Con la cámara estática, situada frente a la puerta principal de la factoría, los ingenieros Lumière (parece ser que el menor, Louis, era quien ejercía de organizador sobre el terreno e instructor, lo que luego se conocería como director) habían filmado el final de una dura jornada, la del 19 de marzo de ese mismo año, en la empresa de su propiedad. La emulsión de solución gelatinosa de bromuro en negativos perforados de 35 mm de ancho, que eran reproducidos a una velocidad que oscilaba entre las 16 y las 18 imágenes por segundo, dio como resultado una nueva realidad, una vertiginosa sensación, que dejó impresionados a la primera treintena de espectadores que habían desembolsado la pequeña fortuna para la época de un franco por ver el nuevo invento: el proyector cinematógrafo, reproductor patentado el año anterior por los propios Lumiére.

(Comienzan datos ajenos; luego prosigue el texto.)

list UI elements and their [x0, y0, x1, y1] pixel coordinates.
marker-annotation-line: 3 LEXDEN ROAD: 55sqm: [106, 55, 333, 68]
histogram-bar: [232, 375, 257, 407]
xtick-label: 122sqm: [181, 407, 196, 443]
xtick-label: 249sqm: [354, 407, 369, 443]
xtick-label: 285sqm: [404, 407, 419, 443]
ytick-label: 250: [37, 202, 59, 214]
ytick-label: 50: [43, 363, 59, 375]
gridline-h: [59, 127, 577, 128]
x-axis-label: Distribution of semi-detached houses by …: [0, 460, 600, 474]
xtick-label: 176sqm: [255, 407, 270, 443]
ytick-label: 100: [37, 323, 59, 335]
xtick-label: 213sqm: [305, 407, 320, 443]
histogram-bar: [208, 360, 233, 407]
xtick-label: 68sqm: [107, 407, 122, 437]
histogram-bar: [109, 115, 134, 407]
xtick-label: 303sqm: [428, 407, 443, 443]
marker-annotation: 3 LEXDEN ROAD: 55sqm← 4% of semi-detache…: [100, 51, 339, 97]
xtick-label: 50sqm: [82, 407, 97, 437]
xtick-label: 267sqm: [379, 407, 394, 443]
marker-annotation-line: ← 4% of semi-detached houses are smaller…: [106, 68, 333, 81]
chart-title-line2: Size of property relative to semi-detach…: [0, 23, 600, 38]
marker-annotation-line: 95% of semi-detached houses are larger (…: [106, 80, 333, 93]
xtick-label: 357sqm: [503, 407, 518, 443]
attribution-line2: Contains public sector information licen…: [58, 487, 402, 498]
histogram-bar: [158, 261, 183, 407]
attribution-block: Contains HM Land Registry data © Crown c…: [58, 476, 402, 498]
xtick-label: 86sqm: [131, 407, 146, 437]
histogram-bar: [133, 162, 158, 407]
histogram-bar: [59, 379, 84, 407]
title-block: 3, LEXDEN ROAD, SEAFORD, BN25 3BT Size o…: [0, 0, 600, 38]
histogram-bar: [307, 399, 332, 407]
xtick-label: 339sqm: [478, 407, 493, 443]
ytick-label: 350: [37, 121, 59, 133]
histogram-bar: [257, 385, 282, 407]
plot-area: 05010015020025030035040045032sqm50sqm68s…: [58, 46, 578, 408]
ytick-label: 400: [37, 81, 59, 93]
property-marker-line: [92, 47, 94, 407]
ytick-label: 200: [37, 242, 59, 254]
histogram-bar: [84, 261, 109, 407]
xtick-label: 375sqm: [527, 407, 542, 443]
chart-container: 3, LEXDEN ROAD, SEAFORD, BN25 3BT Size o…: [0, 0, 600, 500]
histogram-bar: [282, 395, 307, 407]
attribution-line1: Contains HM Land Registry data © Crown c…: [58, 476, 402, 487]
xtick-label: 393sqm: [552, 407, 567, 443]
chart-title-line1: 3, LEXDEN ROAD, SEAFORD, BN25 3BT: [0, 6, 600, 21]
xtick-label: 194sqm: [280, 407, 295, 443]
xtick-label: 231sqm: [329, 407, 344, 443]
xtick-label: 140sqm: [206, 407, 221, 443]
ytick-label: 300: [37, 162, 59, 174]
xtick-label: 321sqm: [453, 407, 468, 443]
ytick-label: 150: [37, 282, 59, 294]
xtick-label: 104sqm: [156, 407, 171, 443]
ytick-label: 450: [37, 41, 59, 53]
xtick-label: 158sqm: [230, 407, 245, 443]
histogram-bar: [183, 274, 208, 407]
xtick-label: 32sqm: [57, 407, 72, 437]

El resto es historia.
(Cuarenta segundos, en blanco y negro, sin música de acompañamiento, con un coche de caballos en el centro del último fotograma, son la toma original, que no la única: se rodaron un par de versiones más, muy similares, con la gente desfilando engalanada y alegre -era un domingo, después de la misa-, lo que hizo que el resultado fuese más vistoso, pero tramposo: ¿cuál fue la mostrada en público? Sí, los hermanos no tenían mucha fe en su creación: sabían, y nos lo dijeron tal vez sin querer, que en el cine toda la verdad es relativa.)
(Salida de los obreros de la fábrica Lumière, 1895)
En el libro 1001 películas que hay que ver antes de morir (Editorial Grijalbo) no se detallan títulos de A. Lumière o L. Lumière.